HDF5 dataspaces and selections

While datatype declare what is stored the dataspace defines how it is stored. At the current state of the HDF5 library there are only two storage schemes available

  • scalar which means that only a single value of a particular datatype is stored

  • simple which is a simple n-dimensional regular array of data elements of a given type.

Simple and scalar dataspaces are represented by the Scalar and Simple classes in the pninexus.h5cpp.dataspace package. Dataspaces are required when creating attributes and datasets (we will discuss this in more detail in HDF5 attributes and HDF5 datasets).

Scalar dataspaces are simple to create

from pninexus.h5cpp.dataspace import Scalar

dataspace = Scalar()

as its constructor does not require any additional arguments. For simple dataspaces a bit more effort has to be made. There are three different configurations for a simple dataspace

  • a fixed size dataspace whose size (and thus the size of the dataset constructed with it) cannot be changed once it has been created

  • an extensible dataspace of finite size

  • and an extensible dataspace of infinite size.

The first case is fairly simple

from pninexus.h5cpp.dataspace import Simple

dataspace = Simple((12,3))

which will create a 2-dimensional dataspace with 12 elemnts along the first and 3 elements along the second dimension. To cover the second sitatuation we have to pass a second argument with the maximum number of elements along each dimension

dataspace = Simple((12,3),(24,6))

The newly created dataspace has 12 elements along the first and 3 along the second dimension. However, it would be possible to extend it up to 24 and 6 dimensions along the two dimensions (we will see later in HDF5 datasets how this is done practically).

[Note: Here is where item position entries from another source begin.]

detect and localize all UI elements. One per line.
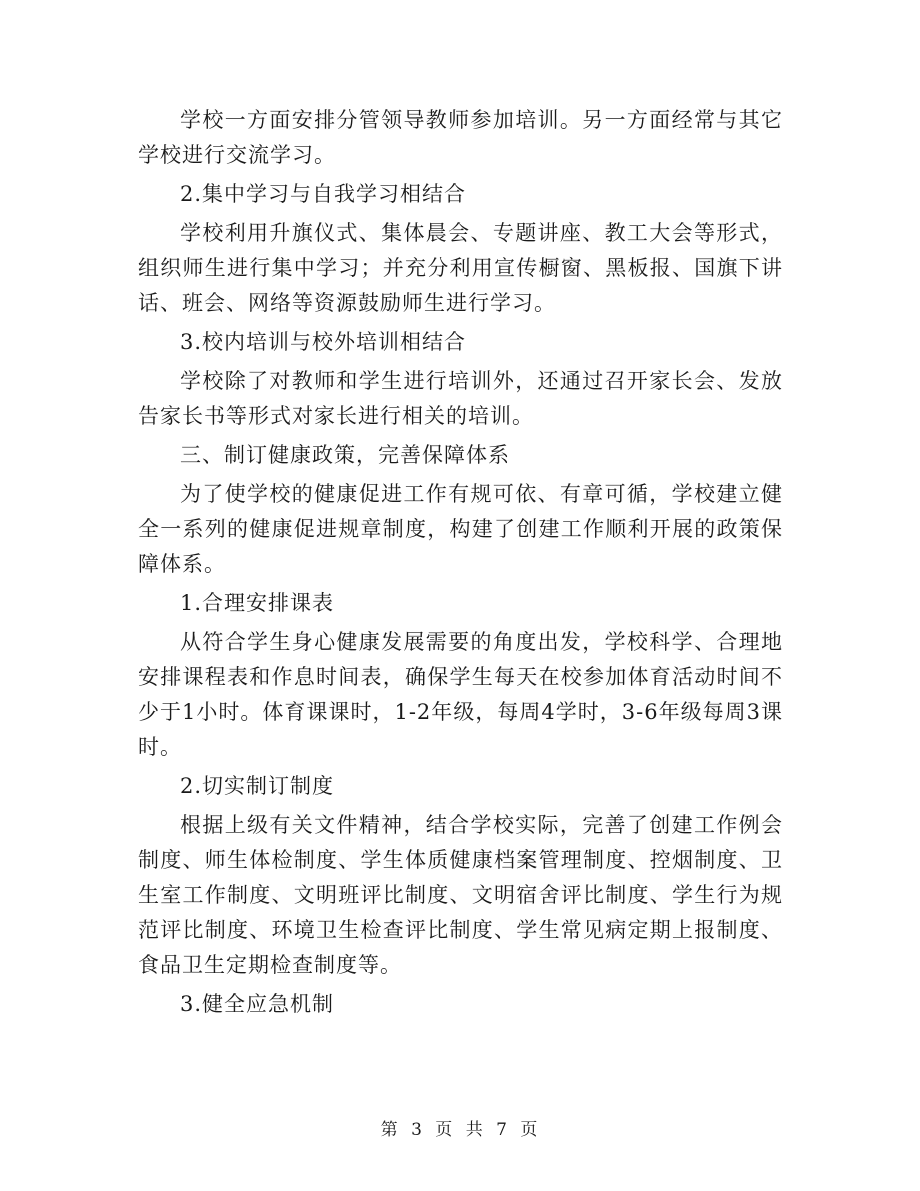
paragraph: 为了使学校的健康促进工作有规可依、有章可循，学校建立健全一系列的健康促进规章制度，构建了创建工作顺利开展的政策保障体系。 xyxy=(138,482,783,576)
paragraph: 学校除了对教师和学生进行培训外，还通过召开家长会、发放告家长书等形式对家长进行相关的培训。 xyxy=(138,369,783,428)
footer-suffix: 页 xyxy=(520,1120,540,1140)
chapter-heading: 三、制订健康政策，完善保障体系 xyxy=(180,443,510,467)
footer-prefix: 第 xyxy=(380,1120,400,1140)
footer-total-word: 共 xyxy=(465,1120,485,1140)
document-body xyxy=(138,103,783,1022)
section-heading: 3.健全应急机制 xyxy=(180,992,335,1016)
page-footer xyxy=(0,1115,920,1140)
paragraph: 根据上级有关文件精神，结合学校实际，完善了创建工作例会制度、师生体检制度、学生体质健康档案管理制度、控烟制度、卫生室工作制度、文明班评比制度、文明宿舍评比制度、学生行为规范评比制度、环境卫生检查评比制度、学生常见病定期上报制度、食品卫生定期检查制度等。 xyxy=(138,813,783,977)
current-page-number: 3 xyxy=(411,1120,424,1140)
paragraph: 从符合学生身心健康发展需要的角度出发，学校科学、合理地安排课程表和作息时间表，确保学生每天在校参加体育活动时间不少于1小时。体育课课时，1-2年级，每周4学时，3-6年级每周3课时。 xyxy=(138,630,783,759)
section-heading: 2.集中学习与自我学习相结合 xyxy=(180,182,467,206)
footer-page-word: 页 xyxy=(435,1120,455,1140)
total-pages-number: 7 xyxy=(496,1120,509,1140)
paragraph: 学校一方面安排分管领导教师参加培训。另一方面经常与其它学校进行交流学习。 xyxy=(138,108,783,167)
section-heading: 2.切实制订制度 xyxy=(180,774,335,798)
paragraph: 学校利用升旗仪式、集体晨会、专题讲座、教工大会等形式，组织师生进行集中学习；并充分利用宣传橱窗、黑板报、国旗下讲话、班会、网络等资源鼓励师生进行学习。 xyxy=(138,221,783,315)
section-heading: 1.合理安排课表 xyxy=(180,591,335,615)
section-heading: 3.校内培训与校外培训相结合 xyxy=(180,330,467,354)
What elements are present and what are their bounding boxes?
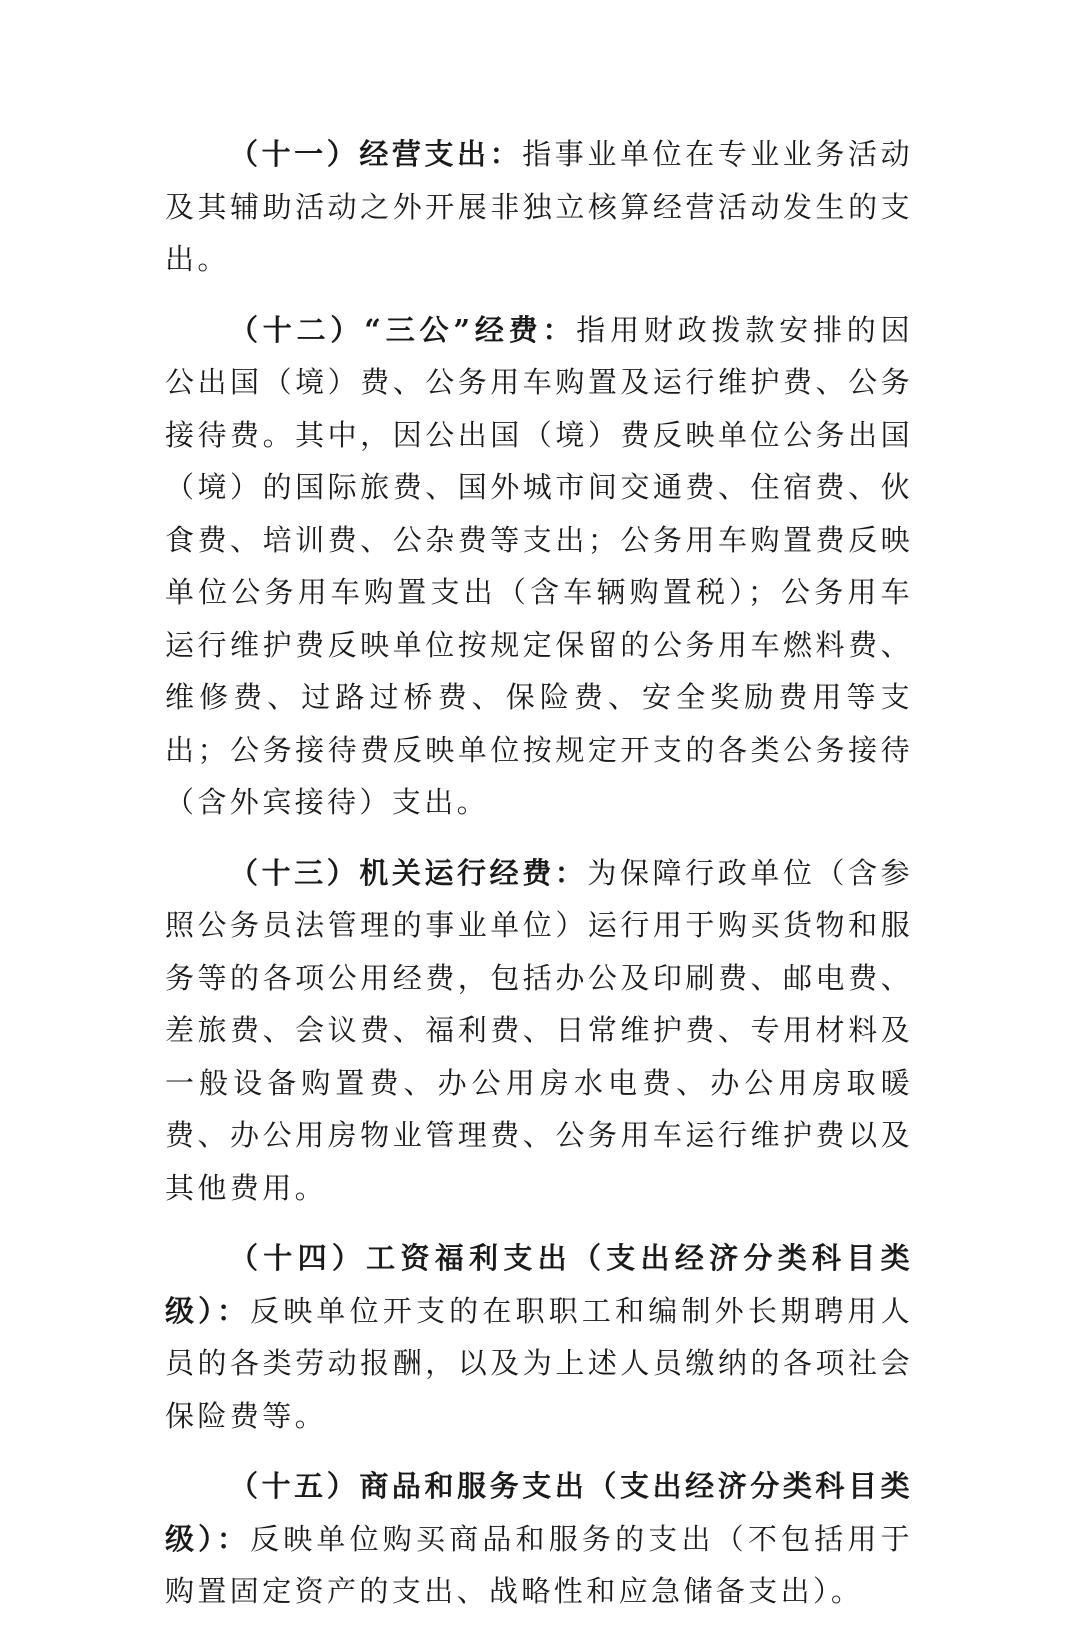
paragraph-term: （十四）工资福利支出（支出经济分类科目类级）：: [165, 1241, 913, 1328]
paragraph-term: （十一）经营支出：: [229, 137, 523, 171]
paragraph-term: （十二）“三公”经费：: [229, 312, 577, 347]
paragraph-body: 指用财政拨款安排的因公出国（境）费、公务用车购置及运行维护费、公务接待费。其中，因公出国（境）费反映单位公务出国（境）的国际旅费、国外城市间交通费、住宿费、伙食费、培训费、公杂费等支出；公务用车购置费反映单位公务用车购置支出（含车辆购置税）；公务用车运行维护费反映单位按规定保留的公务用车燃料费、维修费、过路过桥费、保险费、安全奖励费用等支出；公务接待费反映单位按规定开支的各类公务接待（含外宾接待）支出。: [165, 312, 913, 819]
paragraph-wage-welfare-expenditure: [165, 1232, 913, 1442]
paragraph-three-public-expenses: [165, 304, 913, 829]
paragraph-term: （十三）机关运行经费：: [229, 855, 588, 890]
paragraph-operating-expenditure: [165, 128, 913, 286]
paragraph-body: 反映单位开支的在职职工和编制外长期聘用人员的各类劳动报酬，以及为上述人员缴纳的各项社会保险费等。: [165, 1293, 913, 1433]
document-page: [165, 128, 913, 1636]
paragraph-body: 指事业单位在专业业务活动及其辅助活动之外开展非独立核算经营活动发生的支出。: [165, 137, 913, 276]
paragraph-goods-services-expenditure: [165, 1460, 913, 1618]
paragraph-agency-operating-funds: [165, 847, 913, 1215]
paragraph-body: 反映单位购买商品和服务的支出（不包括用于购置固定资产的支出、战略性和应急储备支出）。: [165, 1521, 913, 1608]
paragraph-body: 为保障行政单位（含参照公务员法管理的事业单位）运行用于购买货物和服务等的各项公用经费，包括办公及印刷费、邮电费、差旅费、会议费、福利费、日常维护费、专用材料及一般设备购置费、办公用房水电费、办公用房取暖费、办公用房物业管理费、公务用车运行维护费以及其他费用。: [165, 855, 913, 1205]
paragraph-term: （十五）商品和服务支出（支出经济分类科目类级）：: [165, 1469, 913, 1556]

The last case finally where we can extend a dataset indefinitely along one or more of its dimensions requires a special constant UNLIMITED from the dataspace package

from pninexus.h5cpp.dataspace import Simple, UNLIMITED

dataspace = Simple((0,10),(UNLIMITED,10))

This code snippet shows a typical use case for such a dataspace. We start with no elements along the first dimension but with the option to extend the dataspace indefinitely along this first dimension. As a result we are able to extend a dataset using such a dataspace indefinitely along this dimension and thus append data as it drops in. This has the nice advantage that we do not have to know the number of recorded data points in advance.

Selections

A topic closely related to dataspaces are selections which is related to HDF5s partial IO feature. In many cases the data stored to disk is far larger than the memory available on the machine the data should be analyzed. Or, not the entire data is required but only a relatively small part of it. HDF5 allows to apply selections on a dataspace and subsequently read only the selected data from a dataset.

Note

Another missconception about HDF5 is that a selection is applied to a dataset. This is wrong. The selection is applied to a dataspace which is then used to describe the data stored on disk.

HDF5 supports two kinds of selections

  • point selections where an arbitrary set of data elements can be selected

  • and hyperslab selections where a regular pattern of data elements is selected.

Currently only the hyperslab selection is implemented in h5cpp and thus in this Python wrapper. The class in charge is Hyperslab.

A Hyperslab has 4 parameters

  • an offset determining the start of the selection in the dataspace

  • a block array which determines how many elements are selected in each individual block

  • a stride giving the distance between the blocks

  • and a count value which determines how many blocks to read.